On Tue, 11 Jun 2024, Jiaqi Yan wrote:
@@ -267,6 +268,20 @@ used:: These are informational only. They do not mean that anything is wrong with your system. To disable them, echo 4 (bit 2) into drop_caches. +enable_soft_offline +=================== +Control whether to soft offline memory pages that have (excessive) correctable +memory errors. It is your call to choose between reliability (stay away from +fragile physical memory) vs performance (brought by HugeTLB or transparent +hugepages).
Could you expand upon the relevance of HugeTLB or THP in this documentation? I understand the need in some cases to soft offline memory after a number of correctable memory errors, but it's not clear how the performance implications plays into this. The paragraph below goes into a difference in the splitting behavior, are hugepage users the only ones that should be concerned with this?

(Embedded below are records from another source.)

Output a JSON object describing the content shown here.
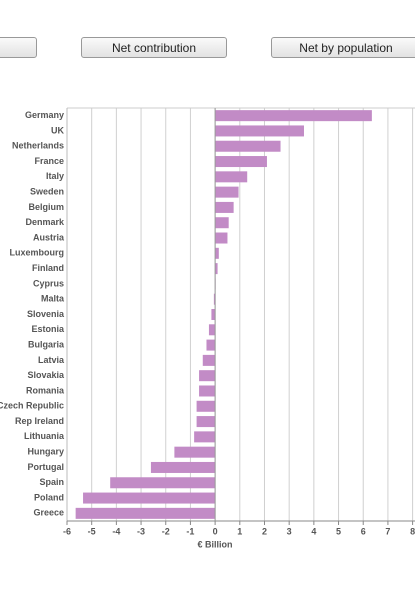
{
  "buttons": [
    "Net contribution",
    "Net by population"
  ],
  "chart_data": {
    "type": "hbar",
    "x_label": "€ Billion",
    "categories": [
      "Germany",
      "UK",
      "Netherlands",
      "France",
      "Italy",
      "Sweden",
      "Belgium",
      "Denmark",
      "Austria",
      "Luxembourg",
      "Finland",
      "Cyprus",
      "Malta",
      "Slovenia",
      "Estonia",
      "Bulgaria",
      "Latvia",
      "Slovakia",
      "Romania",
      "Czech Republic",
      "Rep Ireland",
      "Lithuania",
      "Hungary",
      "Portugal",
      "Spain",
      "Poland",
      "Greece"
    ],
    "values": [
      6.35,
      3.6,
      2.65,
      2.1,
      1.3,
      0.95,
      0.75,
      0.55,
      0.5,
      0.15,
      0.1,
      0.02,
      -0.05,
      -0.15,
      -0.25,
      -0.35,
      -0.5,
      -0.65,
      -0.65,
      -0.75,
      -0.75,
      -0.85,
      -1.65,
      -2.6,
      -4.25,
      -5.35,
      -5.65
    ],
    "color": "#c28bc6",
    "xlim": [
      -6,
      8
    ],
    "xticks": [
      -6,
      -5,
      -4,
      -3,
      -2,
      -1,
      0,
      1,
      2,
      3,
      4,
      5,
      6,
      7,
      8
    ],
    "grid": true
  }
}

+When setting to 1, kernel attempts to soft offline the page when it thinks +needed. For in-use page, page content will be migrated to a new page. If +the oringinal hugepage is a HugeTLB hugepage, regardless of in-use or free,
s/oringinal/original/
+it will be dissolved into raw pages, and the capacity of the HugeTLB pool +will reduce by 1. If the original hugepage is a transparent hugepage, it +will be split into raw pages. When setting to 0, kernel won't attempt to +soft offline the page. Its default value is 1.
This behavior is the same for all architectures?